I notice that when a file storage object is created, the application_id and the node_id in table sws_search_contents are null. This differs from other object types such as bboard objects and ttracker_ticket. When these are created and the index is synchronised, the application_id and node_id are filled.

These fields should be given values when the index is synchronized and sws_service.rebuild_index is called. This calls sws_service.update_content_info for each row which in turn should fill the node_id and application_id. I am using sws_service_interface to implement the methods sws_url, sws_application_id and sws_site_node_id. These are returning null because this function is returning null:
sws_service.first_obj_type_in_context_tree (
        object_id        => object_id,
        object_type        => 'apm_package');

If I look in the database then it’s obvious that the function is returning null because there’s no object_type apm_package in the context tree for an object of type file_storage_object:
OBJECT_ID    CONTEXT_ID    OBJECT_TYPE
2287    2286    file_storage_object
2286    2119    content_item
2119    -100    content_folder
-100    0    content_folder
0        person

(I get this tree using the query:
select object_id,context_id,object_type
        from acs_objects
        start with object_id = 1390
        connect by prior context_id = object_id;)

If I look at an object where the application_id and site_node_id are being filled correctly, eg. Bboard object then I can see that there is an apm_package in the context tree:
OBJECT_ID    CONTEXT_ID    OBJECT_TYPE
1390    1389    acs_message_revision
1389    704    bboard_message
704    380    bboard_forum
380    257    apm_package
257    -3    apm_service
-3        acs_object

All this is causing problems when the results of site-wide-search include file_storage_objects. The appropriate content url for file storage objects is not being found (unless I hack it in!), so the user can’t click into the object.

I guess I need to implement my own sws_url, sws_application_id and sws_site_node_id for the file_storage_object to fix this problem. However I’m wondering if anyone has come across this before with file_storage_objects and why does a file_storage_object not have an apm_package in its context tree, while other object types do (eg. ttracker_ticket, bboard)?

Thanks in advance
Keith

Collapse
Posted by Don Baccus on
This is a bug in file storage which I really wish I'd had time to fix in OpenACS 4.6.2.
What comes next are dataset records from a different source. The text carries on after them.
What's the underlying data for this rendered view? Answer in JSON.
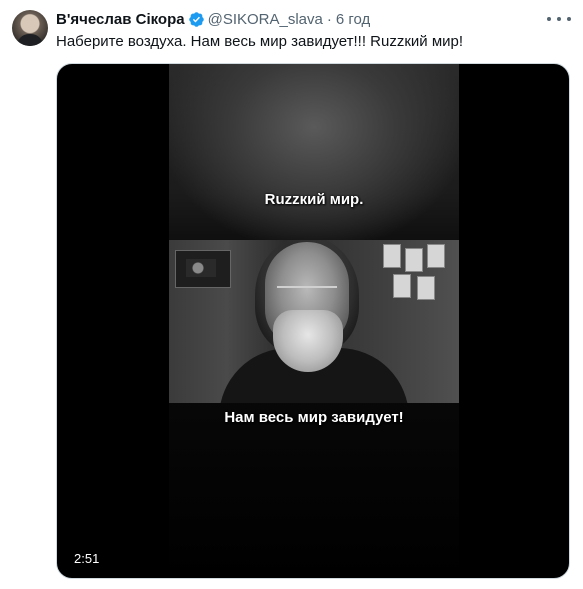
{
  "tweet": {
    "author_name": "В'ячеслав Сікора",
    "verified_icon": "verified-badge-icon",
    "handle": "@SIKORA_slava",
    "separator": "·",
    "time": "6 год",
    "more_icon": "more-options-icon",
    "text": "Наберите воздуха. Нам весь мир завидует!!! Ruzzкий мир!"
  },
  "video": {
    "caption_top": "Ruzzкий мир.",
    "caption_bottom": "Нам весь мир завидует!",
    "duration": "2:51"
  },
  "colors": {
    "verified_blue": "#1d9bf0",
    "secondary_text": "#536471",
    "primary_text": "#0f1419"
  }
}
I didn't realize it screwed up site wide search.  What I did know, and why I think it is a bug, is that hooking the file storage root folder to object -100 means that the expected behavior of inheriting permissions from the subsite under which file storage is rooted isn't implemented.  So if I have a subsite "foo" and create an admin subgroup for the subsiteand mount file storage under that subsite, the members of foo's admin subgroup can't admin the files!

Grrr.

Because of this dotLRN, for instance, turns off security inheritance and manually assigns the proper permissions to folders it creates for the file storage instance created for each class.  This makes creating classes or copying them slower, makes the code obtuse, is different than the way other packages do permissions, etc.

Now ... changing the code to do the right thing shouldn't be all that hard ... and perhaps upgrade scripts aren't necessary and perhaps would actually be dangerous as people will have already manipulated permissions to get around the problem and changing them in an upgrade script would probably break things.

So maybe just changing the code without bothering with an upgrade script would be the right thing to do.

Collapse
Posted by Dave Bauer on
Don,

So should each subsite have its own content root folder?

Collapse
Posted by Don Baccus on
I was thinking that each file storage instance should have the  context_id of the folder it creates set to its parent in the site map.

This doesn't have any relationship to where it physically sits in the folder hierarchy.

File storage needs a little rethinking, the original version wasn't subsite aware at all ...